For marketers and publishers, these changes mean that they'll need to look for additional ways to decode users' real-time intent. One way to accomplish this for a specific website is by implementing tools that track users' behavior and activity while there. In doing so, publishers are able to analyze how a user navigates through a website, opening up the opportunity to track the user's intent data. Overall, real-time intent is and will continue to be the most important data for marketers and publishers.

With the ever-changing privacy concerns, publishers and marketers also will need to look towards various approaches to compile user search data. To do this, marketers will want to diversify where they are getting their website traffic data from, which is a good practice to implement in general. By having multiple data sources, marketers are able to view the large picture of top keywords that they should be paying attention to. Indeed, a recent Forrester report, Why Amazon Matters Now More than Ever, found that 30 percent of online consumers are already using other approaches, including Amazon, to research their online purchases, while only 13 percent of online users are researching the product online through search engines.

To choose the best keywords for their websites, publishers and advertisers should follow these four simple steps to confirm that the keywords they choose are the best.

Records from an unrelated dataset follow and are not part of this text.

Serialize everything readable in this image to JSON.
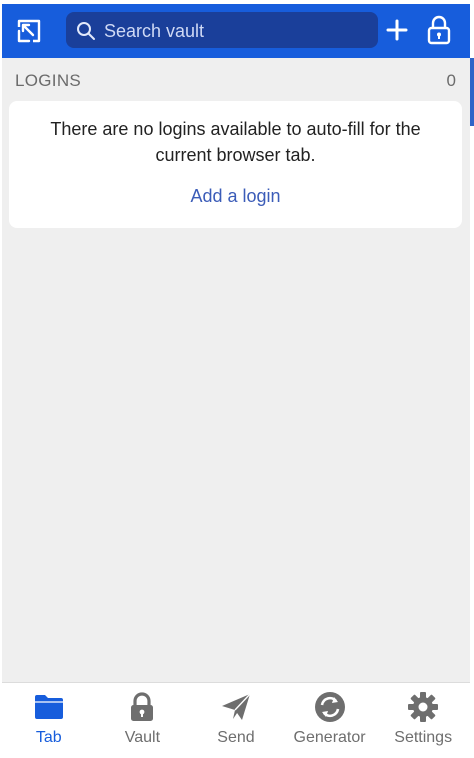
{
  "colors": {
    "brand": "#175ddc",
    "search_bg": "#1a3f9a",
    "background": "#efefef",
    "link": "#3b5cb8",
    "active_tab": "#175ddc",
    "inactive_tab": "#6e6e6e"
  },
  "header": {
    "pop_out_icon": "pop-out-icon",
    "search": {
      "placeholder": "Search vault",
      "value": ""
    },
    "add_icon": "plus-icon",
    "lock_icon": "lock-icon"
  },
  "logins": {
    "title": "LOGINS",
    "count": "0",
    "empty_message": "There are no logins available to auto-fill for the current browser tab.",
    "add_login_label": "Add a login"
  },
  "tabs": [
    {
      "label": "Tab",
      "icon": "folder-icon",
      "active": true
    },
    {
      "label": "Vault",
      "icon": "lock-icon",
      "active": false
    },
    {
      "label": "Send",
      "icon": "paper-plane-icon",
      "active": false
    },
    {
      "label": "Generator",
      "icon": "refresh-icon",
      "active": false
    },
    {
      "label": "Settings",
      "icon": "gear-icon",
      "active": false
    }
  ]
}
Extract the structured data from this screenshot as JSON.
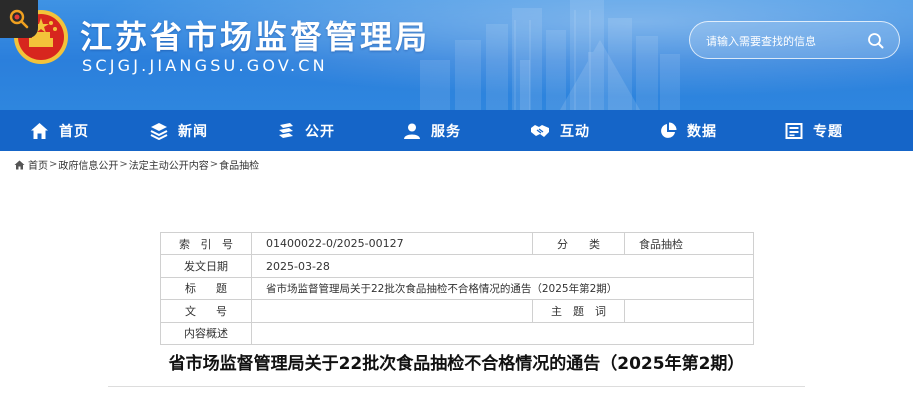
{
  "header": {
    "title": "江苏省市场监督管理局",
    "domain": "SCJGJ.JIANGSU.GOV.CN",
    "search_placeholder": "请输入需要查找的信息"
  },
  "nav": {
    "items": [
      {
        "label": "首页",
        "icon": "home-icon"
      },
      {
        "label": "新闻",
        "icon": "layers-icon"
      },
      {
        "label": "公开",
        "icon": "stack-icon"
      },
      {
        "label": "服务",
        "icon": "user-icon"
      },
      {
        "label": "互动",
        "icon": "handshake-icon"
      },
      {
        "label": "数据",
        "icon": "pie-chart-icon"
      },
      {
        "label": "专题",
        "icon": "grid-icon"
      }
    ]
  },
  "breadcrumb": {
    "items": [
      "首页",
      "政府信息公开",
      "法定主动公开内容",
      "食品抽检"
    ],
    "separator": ">"
  },
  "info": {
    "index_label": [
      "索",
      "引",
      "号"
    ],
    "index_value": "01400022-0/2025-00127",
    "category_label": [
      "分",
      "类"
    ],
    "category_value": "食品抽检",
    "date_label": "发文日期",
    "date_value": "2025-03-28",
    "title_label": [
      "标",
      "题"
    ],
    "title_value": "省市场监督管理局关于22批次食品抽检不合格情况的通告（2025年第2期）",
    "docno_label": [
      "文",
      "号"
    ],
    "docno_value": "",
    "subject_label": [
      "主",
      "题",
      "词"
    ],
    "subject_value": "",
    "summary_label": "内容概述",
    "summary_value": ""
  },
  "document": {
    "title": "省市场监督管理局关于22批次食品抽检不合格情况的通告（2025年第2期）"
  },
  "colors": {
    "banner": "#2b7fdc",
    "nav": "#1565c8",
    "emblem_red": "#d7261e",
    "emblem_gold": "#f3c33a"
  }
}
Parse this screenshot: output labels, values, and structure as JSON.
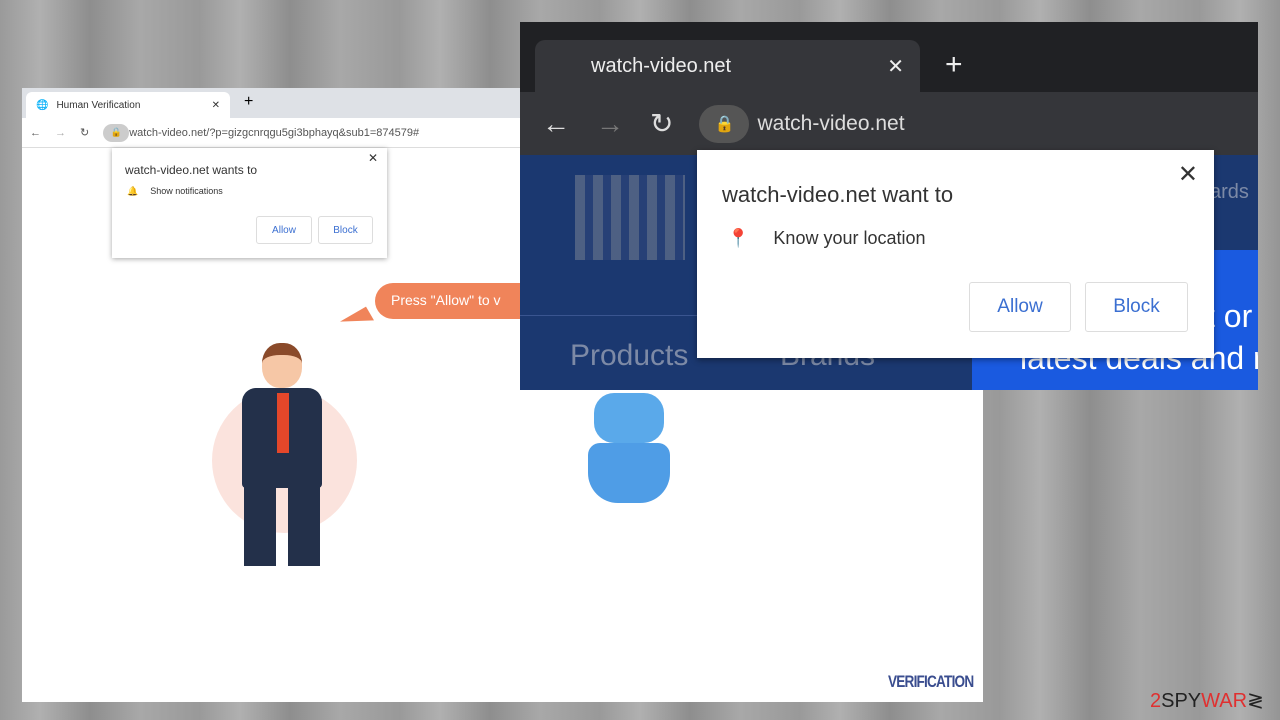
{
  "back_window": {
    "tab_title": "Human Verification",
    "url": "watch-video.net/?p=gizgcnrqgu5gi3bphayq&sub1=874579#",
    "popup": {
      "title": "watch-video.net wants to",
      "permission": "Show notifications",
      "allow": "Allow",
      "block": "Block"
    },
    "bubble_text": "Press \"Allow\" to v",
    "footer_logo": "VERIFICATION"
  },
  "front_window": {
    "tab_title": "watch-video.net",
    "url": "watch-video.net",
    "popup": {
      "title": "watch-video.net want to",
      "permission": "Know your location",
      "allow": "Allow",
      "block": "Block"
    },
    "nav": [
      "Products",
      "Brands",
      "ards"
    ],
    "banner": [
      "t or",
      "latest deals and r"
    ]
  },
  "watermark": {
    "prefix": "2",
    "mid": "SPY",
    "suffix": "WAR"
  },
  "colors": {
    "accent": "#3b6fd1",
    "bubble": "#f0845a",
    "banner": "#1a5ae0"
  }
}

  • Become the user/reader – Think ahead. What additional information might the reader be looking for? What assumptions are being made within any content on a publisher's site that needs additional information to support the idea?

  • Know the site's mission – If the publisher's mission statement is to be the primary source of information about a particular topic for your readers, then the publisher should create links for most/all relevant topics. If the site's mission is solely to make money, then focus on creating links to destinations that make you more money, such as high RPM pages or affiliate destinations.

  • Be specific – Choose keywords that are explicit to the reader so that they don't become skeptical of links and buttons that don't clearly communicate the destination.

  • Know your links – Take a look at high-performance pages. Review the links, number of links versus the number of words in the article, how it fits in with the publisher's mission, and if the keywords make sense with where the link goes.

Marketers will also want to invest in building their website's relationship with other sites, social networks, and syndication partners. The data compiled from these sources will help maintain the ability to personalize the user experience and will provide visibility into where readers are coming from based on the clicks to partner sites. Finally, websites will want to watch for changes in website traffic patterns in addition to referring terms. By analyzing the traffic patterns around new content, archived content and around the overall interest in specific items on the site, publishers will still able to learn deep insights about the user's intent, regardless of the actions taken by Google.